||Filters should perform in both symmetric and asymmetric mode. That is, they should remove differential and common mode noise. Some manufacturers offer comparatively smaller filters, but only specify asymmetric performance. These fail to remove differential noise.
||Filters should be rated for the appropriate maximum Line-to-Ground or Line-to-Line voltage for a 3 phase system. This eliminates the uncertainty of whether a filter will work at circuit voltages lower than the maximum filter rating.
||Filters should be rated for the appropriate circuit current and be able to withstand an overload of 140% for at least 15 minutes. This ensures the survival of the filter under overload conditions.

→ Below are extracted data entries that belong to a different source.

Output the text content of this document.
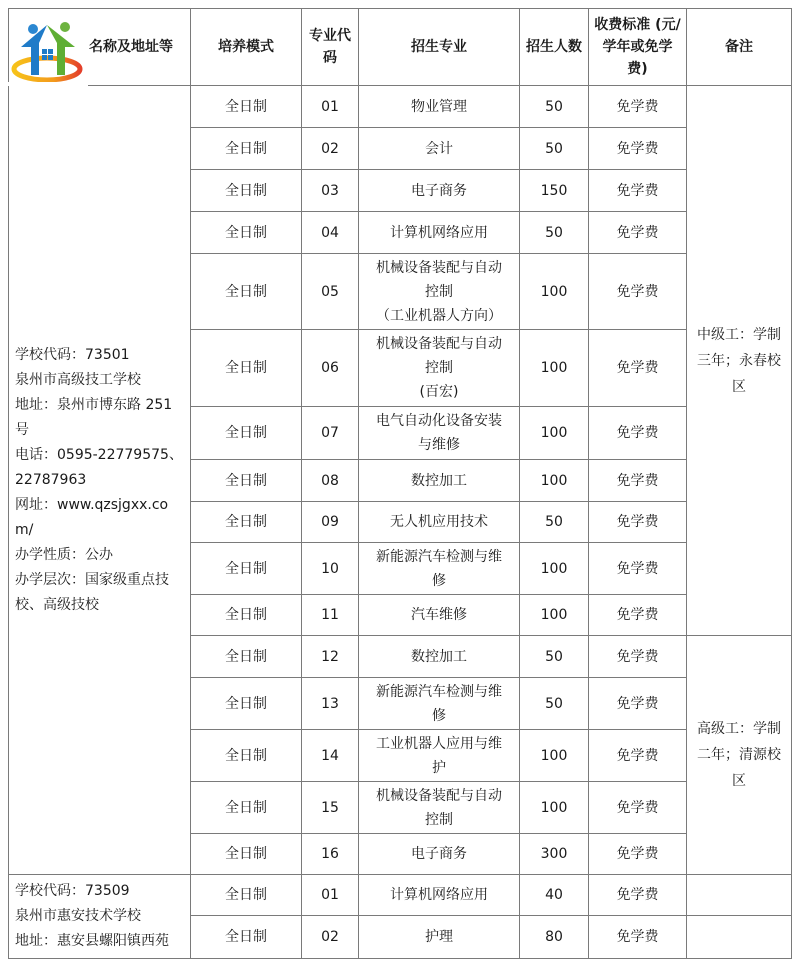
名称及地址等	培养模式	专业代码	招生专业	招生人数	收费标准 (元/学年或免学费)	备注

学校代码：73501
泉州市高级技工学校
地址：泉州市博东路 251号
电话：0595-22779575、22787963
网址：www.qzsjgxx.com/
办学性质：公办
办学层次：国家级重点技校、高级技校
	全日制	01	物业管理	50	免学费	中级工：学制三年；永春校区
	全日制	02	会计	50	免学费	
	全日制	03	电子商务	150	免学费	
	全日制	04	计算机网络应用	50	免学费	
	全日制	05	机械设备装配与自动
控制
（工业机器人方向）	100	免学费	
	全日制	06	机械设备装配与自动
控制
(百宏)	100	免学费	
	全日制	07	电气自动化设备安装
与维修	100	免学费	
	全日制	08	数控加工	100	免学费	
	全日制	09	无人机应用技术	50	免学费	
	全日制	10	新能源汽车检测与维
修	100	免学费	
	全日制	11	汽车维修	100	免学费	
	全日制	12	数控加工	50	免学费	高级工：学制二年；清源校区
	全日制	13	新能源汽车检测与维
修	50	免学费	
	全日制	14	工业机器人应用与维
护	100	免学费	
	全日制	15	机械设备装配与自动
控制	100	免学费	
	全日制	16	电子商务	300	免学费	

学校代码：73509
泉州市惠安技术学校
地址：惠安县螺阳镇西苑	全日制	01	计算机网络应用	40	免学费	
	全日制	02	护理	80	免学费	
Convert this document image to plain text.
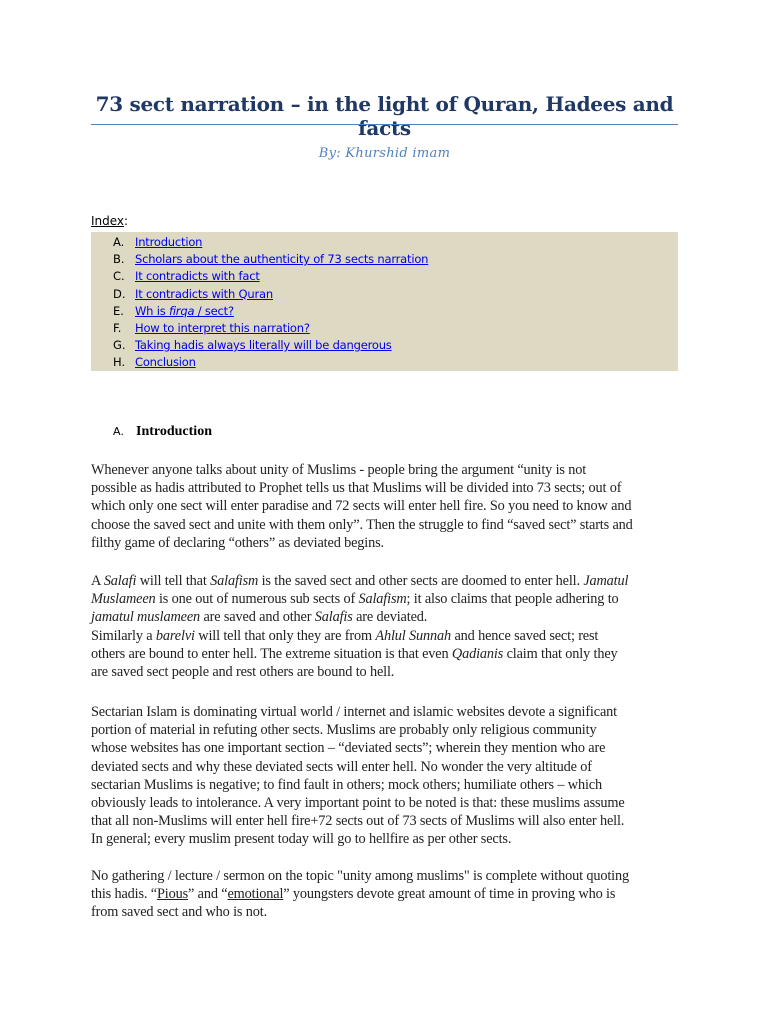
73 sect narration – in the light of Quran, Hadees and facts
By: Khurshid imam
Index:
A. Introduction
B. Scholars about the authenticity of 73 sects narration
C. It contradicts with fact
D. It contradicts with Quran
E. Wh is firqa / sect?
F. How to interpret this narration?
G. Taking hadis always literally will be dangerous
H. Conclusion
A. Introduction
Whenever anyone talks about unity of Muslims - people bring the argument “unity is not
possible as hadis attributed to Prophet tells us that Muslims will be divided into 73 sects; out of
which only one sect will enter paradise and 72 sects will enter hell fire. So you need to know and
choose the saved sect and unite with them only”. Then the struggle to find “saved sect” starts and
filthy game of declaring “others” as deviated begins.
A Salafi will tell that Salafism is the saved sect and other sects are doomed to enter hell. Jamatul
Muslameen is one out of numerous sub sects of Salafism; it also claims that people adhering to
jamatul muslameen are saved and other Salafis are deviated.
Similarly a barelvi will tell that only they are from Ahlul Sunnah and hence saved sect; rest
others are bound to enter hell. The extreme situation is that even Qadianis claim that only they
are saved sect people and rest others are bound to hell.
Sectarian Islam is dominating virtual world / internet and islamic websites devote a significant
portion of material in refuting other sects. Muslims are probably only religious community
whose websites has one important section – “deviated sects”; wherein they mention who are
deviated sects and why these deviated sects will enter hell. No wonder the very altitude of
sectarian Muslims is negative; to find fault in others; mock others; humiliate others – which
obviously leads to intolerance. A very important point to be noted is that: these muslims assume
that all non-Muslims will enter hell fire+72 sects out of 73 sects of Muslims will also enter hell.
In general; every muslim present today will go to hellfire as per other sects.
No gathering / lecture / sermon on the topic "unity among muslims" is complete without quoting
this hadis. “Pious” and “emotional” youngsters devote great amount of time in proving who is
from saved sect and who is not.
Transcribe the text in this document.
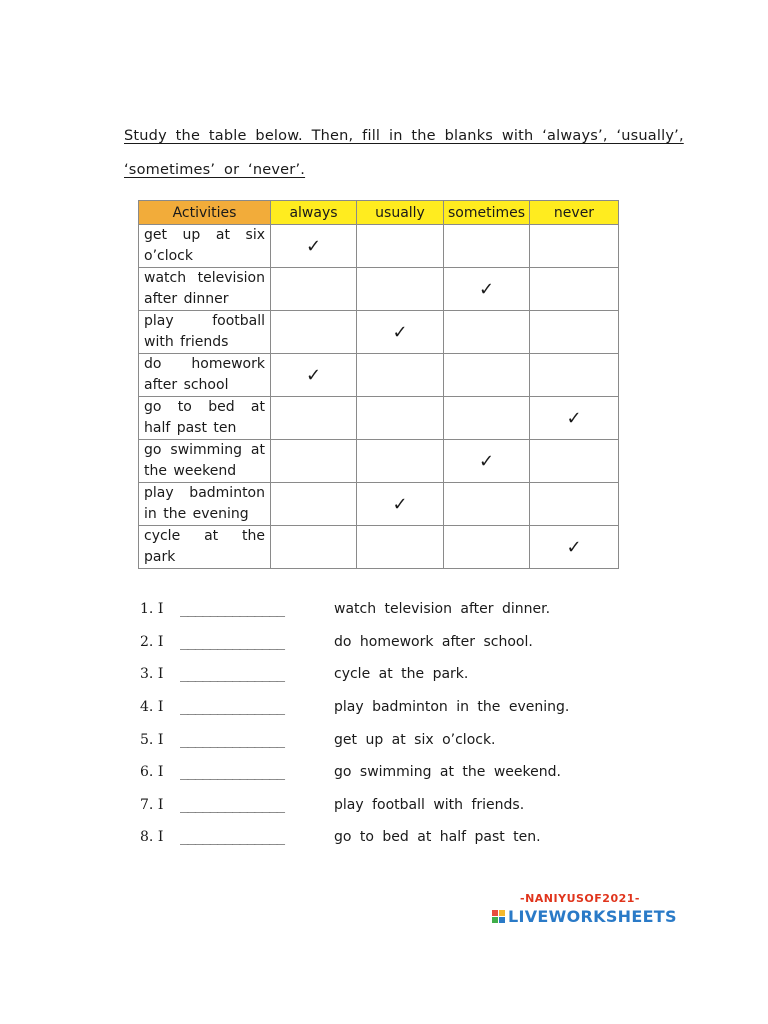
Study the table below. Then, fill in the blanks with ‘always’, ‘usually’,
‘sometimes’ or ‘never’.
Activities	always	usually	sometimes	never
get up at six o’clock	✓			
watch television after dinner			✓	
play football with friends		✓		
do homework after school	✓			
go to bed at half past ten				✓
go swimming at the weekend			✓	
play badminton in the evening		✓		
cycle at the park				✓
1. I	______________	watch television after dinner.
2. I	______________	do homework after school.
3. I	______________	cycle at the park.
4. I	______________	play badminton in the evening.
5. I	______________	get up at six o’clock.
6. I	______________	go swimming at the weekend.
7. I	______________	play football with friends.
8. I	______________	go to bed at half past ten.
-NANIYUSOF2021-
LIVEWORKSHEETS
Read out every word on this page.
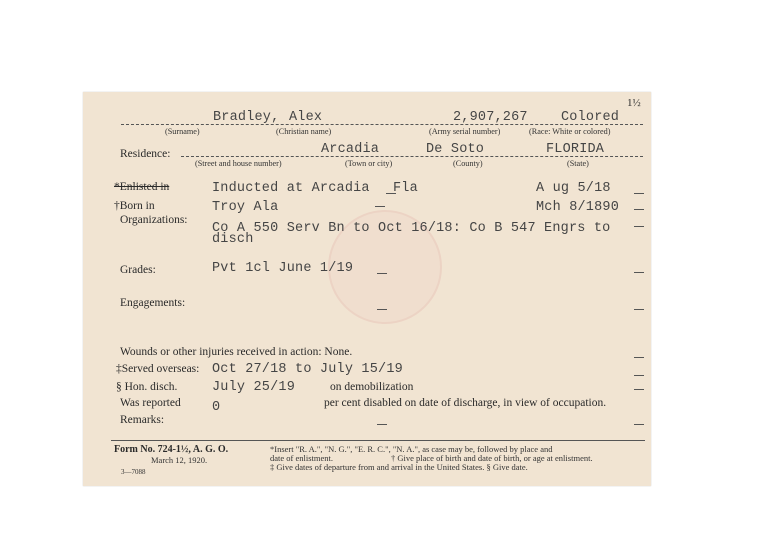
1½
Bradley, Alex	2,907,267 Colored
(Surname)	(Christian name)	(Army serial number)	(Race: White or colored)
Residence:	Arcadia	De Soto	FLORIDA
(Street and house number)	(Town or city)	(County)	(State)
*Enlisted in	Inducted at Arcadia Fla	A ug 5/18
†Born in	Troy Ala	Mch 8/1890
Organizations:
Co A 550 Serv Bn to Oct 16/18: Co B 547 Engrs to
disch
Grades:	Pvt 1cl June 1/19
Engagements:
Wounds or other injuries received in action: None.
‡Served overseas: Oct 27/18 to July 15/19
§ Hon. disch.	July 25/19	on demobilization
Was reported 0	per cent disabled on date of discharge, in view of occupation.
Remarks:
Form No. 724-1½, A. G. O.
March 12, 1920.
3—7088
*Insert "R. A.", "N. G.", "E. R. C.", "N. A.", as case may be, followed by place and
date of enlistment.	† Give place of birth and date of birth, or age at enlistment.
‡ Give dates of departure from and arrival in the United States. § Give date.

||Filters should be rated for low temperature rise in order to increase their durability and reliability
||Power filters should be listed by a Nationally Recognized Testing Laboratory (e.g. UL, Intertek). This ensures that a 3rd party has approved the safety of the filters.
||When testing for avionics at 400Hz power, filters should also use Power Factor Correction Coils. This ensures that high reactive currents at 400Hz are neutralized.
||Larger power filters (above 200 Amps) should have an option to be floor standing. This ensures that most of the weight is on the stand rather than on the shielded wall.
||Protection performance for HEMP/EMP filters should be according to MIL-STD-188-125 or IEC 61000-4-24. These are the preeminent standards used today for specifying conducted Point of Entry protection.
||When protecting a facility against HEMP/EMP, it is crucial to indicate if the filters will be installed inside or outside the protective shield. Only one side of the filter has the protective elements; the protection side must be that which is exposed to the threat.
||When using electronic power sources connected to filters, the source should have a transformer in its output circuitry. This minimizes unwanted interaction with filters.